120 teraflop, 757-GPU gSTAR is astronomers' new toy

Internet Security Threat Report 2014

Swinburne University has brought a new 120 teraflop GPU-based supercomputer from SGI to help cope with astronomers' ever-increasing need for lots of computing power.

The 636 Intel GPU, 121 NVIDIA GPU, quad-InfiniBand machine, gSTAR, is one of just six similar grunt-boxes in Australia. The power boost over Swinburne’s previous capacity means, according to the university, that the three years’ worth of computing that eventually turned up the diamond planet could “be done in one week”.
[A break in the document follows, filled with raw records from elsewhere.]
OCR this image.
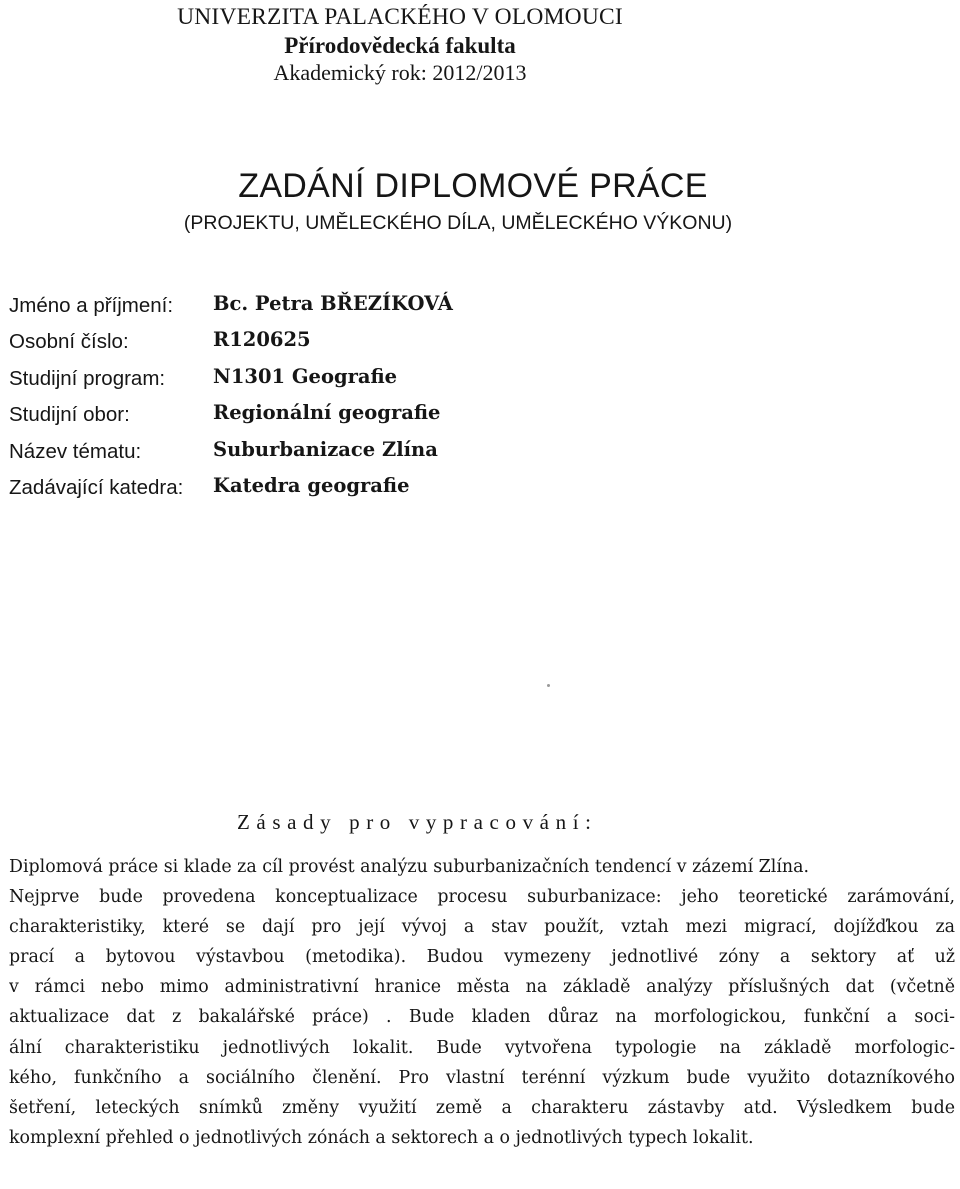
UNIVERZITA PALACKÉHO V OLOMOUCI
Přírodovědecká fakulta
Akademický rok: 2012/2013
ZADÁNÍ DIPLOMOVÉ PRÁCE
(PROJEKTU, UMĚLECKÉHO DÍLA, UMĚLECKÉHO VÝKONU)
Jméno a příjmení: Bc. Petra BŘEZÍKOVÁ
Osobní číslo:	R120625
Studijní program: N1301 Geografie
Studijní obor:	Regionální geografie
Název tématu:	Suburbanizace Zlína
Zadávající katedra: Katedra geografie
Zásady pro vypracování:
Diplomová práce si klade za cíl provést analýzu suburbanizačních tendencí v zázemí Zlína.
Nejprve bude provedena konceptualizace procesu suburbanizace: jeho teoretické zarámování,
charakteristiky, které se dají pro její vývoj a stav použít, vztah mezi migrací, dojížďkou za
prací a bytovou výstavbou (metodika). Budou vymezeny jednotlivé zóny a sektory ať už
v rámci nebo mimo administrativní hranice města na základě analýzy příslušných dat (včetně
aktualizace dat z bakalářské práce) . Bude kladen důraz na morfologickou, funkční a soci-
ální charakteristiku jednotlivých lokalit. Bude vytvořena typologie na základě morfologic-
kého, funkčního a sociálního členění. Pro vlastní terénní výzkum bude využito dotazníkového
šetření, leteckých snímků změny využití země a charakteru zástavby atd. Výsledkem bude
komplexní přehled o jednotlivých zónách a sektorech a o jednotlivých typech lokalit.
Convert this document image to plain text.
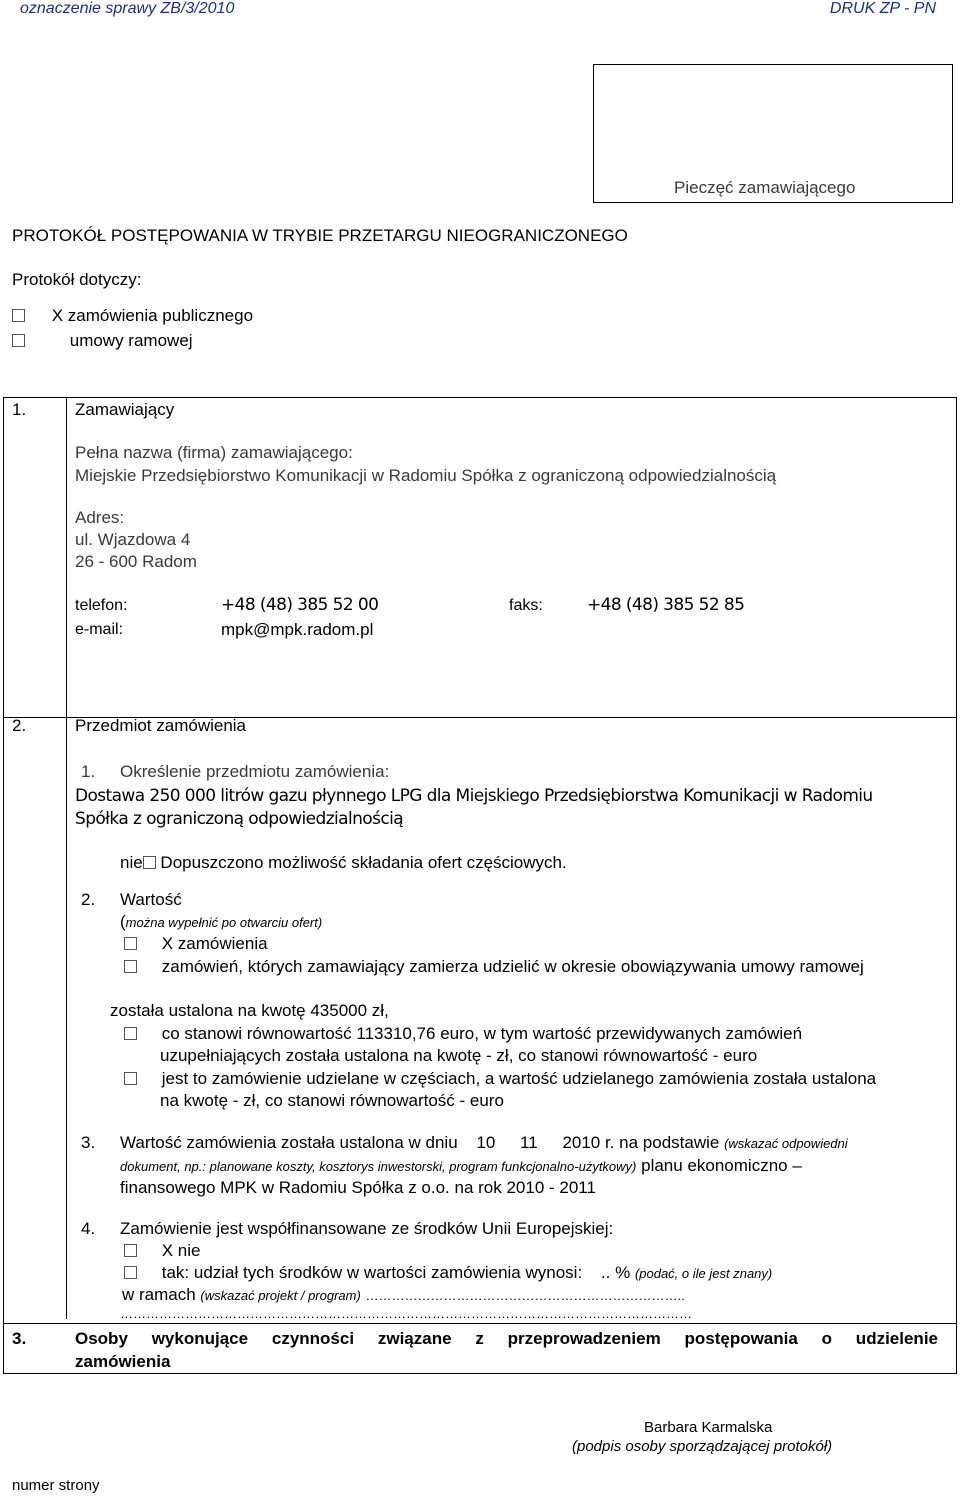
oznaczenie sprawy ZB/3/2010	DRUK ZP - PN
Pieczęć zamawiającego
PROTOKÓŁ POSTĘPOWANIA W TRYBIE PRZETARGU NIEOGRANICZONEGO
Protokół dotyczy:
X zamówienia publicznego
umowy ramowej
1.	Zamawiający
Pełna nazwa (firma) zamawiającego:
Miejskie Przedsiębiorstwo Komunikacji w Radomiu Spółka z ograniczoną odpowiedzialnością
Adres:
ul. Wjazdowa 4
26 - 600 Radom
telefon:	+48 (48) 385 52 00	faks:	+48 (48) 385 52 85
e-mail:	mpk@mpk.radom.pl
2.	Przedmiot zamówienia
1. Określenie przedmiotu zamówienia:
Dostawa 250 000 litrów gazu płynnego LPG dla Miejskiego Przedsiębiorstwa Komunikacji w Radomiu
Spółka z ograniczoną odpowiedzialnością
nie Dopuszczono możliwość składania ofert częściowych.
2. Wartość
(można wypełnić po otwarciu ofert)
X zamówienia
zamówień, których zamawiający zamierza udzielić w okresie obowiązywania umowy ramowej
została ustalona na kwotę 435000 zł,
co stanowi równowartość 113310,76 euro, w tym wartość przewidywanych zamówień
uzupełniających została ustalona na kwotę - zł, co stanowi równowartość - euro
jest to zamówienie udzielane w częściach, a wartość udzielanego zamówienia została ustalona
na kwotę - zł, co stanowi równowartość - euro
3. Wartość zamówienia została ustalona w dniu 10 11 2010 r. na podstawie (wskazać odpowiedni
dokument, np.: planowane koszty, kosztorys inwestorski, program funkcjonalno-użytkowy) planu ekonomiczno –
finansowego MPK w Radomiu Spółka z o.o. na rok 2010 - 2011
4. Zamówienie jest współfinansowane ze środków Unii Europejskiej:
X nie
tak: udział tych środków w wartości zamówienia wynosi: .. % (podać, o ile jest znany)
w ramach (wskazać projekt / program) ………………………………………………………………..
……………………………………………………………………………………………………………………
3.	Osoby wykonujące czynności związane z przeprowadzeniem postępowania o udzielenie
zamówienia
Barbara Karmalska
(podpis osoby sporządzającej protokół)
numer strony
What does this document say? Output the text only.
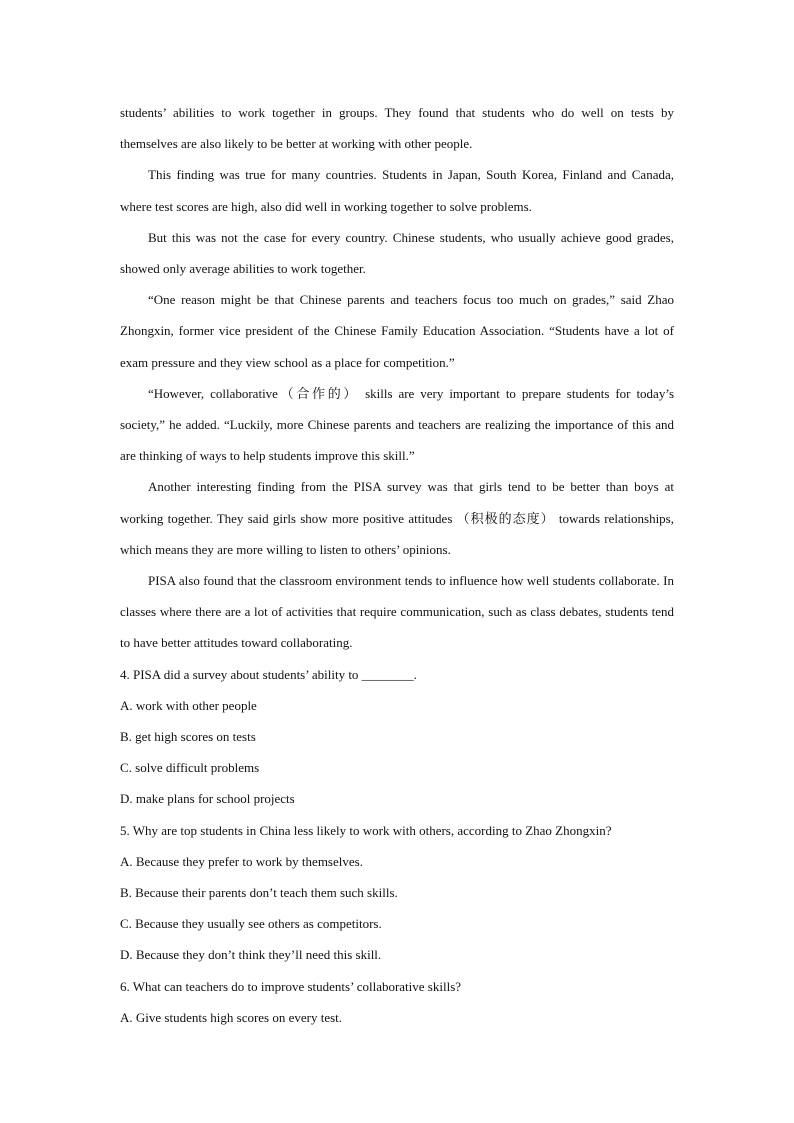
students’ abilities to work together in groups. They found that students who do well on tests by themselves are also likely to be better at working with other people.

This finding was true for many countries. Students in Japan, South Korea, Finland and Canada, where test scores are high, also did well in working together to solve problems.

But this was not the case for every country. Chinese students, who usually achieve good grades, showed only average abilities to work together.

“One reason might be that Chinese parents and teachers focus too much on grades,” said Zhao Zhongxin, former vice president of the Chinese Family Education Association. “Students have a lot of exam pressure and they view school as a place for competition.”

“However, collaborative（合作的） skills are very important to prepare students for today’s society,” he added. “Luckily, more Chinese parents and teachers are realizing the importance of this and are thinking of ways to help students improve this skill.”

Another interesting finding from the PISA survey was that girls tend to be better than boys at working together. They said girls show more positive attitudes （积极的态度） towards relationships, which means they are more willing to listen to others’ opinions.

PISA also found that the classroom environment tends to influence how well students collaborate. In classes where there are a lot of activities that require communication, such as class debates, students tend to have better attitudes toward collaborating.

4. PISA did a survey about students’ ability to ________.

A. work with other people

B. get high scores on tests

C. solve difficult problems

D. make plans for school projects

5. Why are top students in China less likely to work with others, according to Zhao Zhongxin?

A. Because they prefer to work by themselves.

B. Because their parents don’t teach them such skills.

C. Because they usually see others as competitors.

D. Because they don’t think they’ll need this skill.

6. What can teachers do to improve students’ collaborative skills?

A. Give students high scores on every test.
As Professor Warwick Couch, head of the Swinburne Centre for Astrophysics and Supercomputing, notes, GPU-based supercomputers are going to be important to cope with the coming data deluge from new instruments.

"GPUs will make a major contribution to processing data from new optical and radio telescopes, such as SkyMapper in NSW and the Australian Square Kilometre Array Pathfinder in Western Australia," he said.

Swinburne footed $AU1.9 million of the bill, with the federal government tipping in just over $AU1 million.

Australia is currently undergoing something of a science-driven supercomputing boom, with the Pawsey Centre gearing up for this country’s chunk of the SKA project, and the VLSCI in Melbourne soon to light up its BlueGene supercomputer*.

Meanwhile, Fujitsu has been signed to provide a new 1.2 Petaflop powerhouse for the Australian National University. To be installed as part of the National Computational Infrastructure facility, the machine will also be used by CSIRO and the Bureau of Meteorology. ®

*Note: incorrectly identified in an earlier version of this story as iVEC.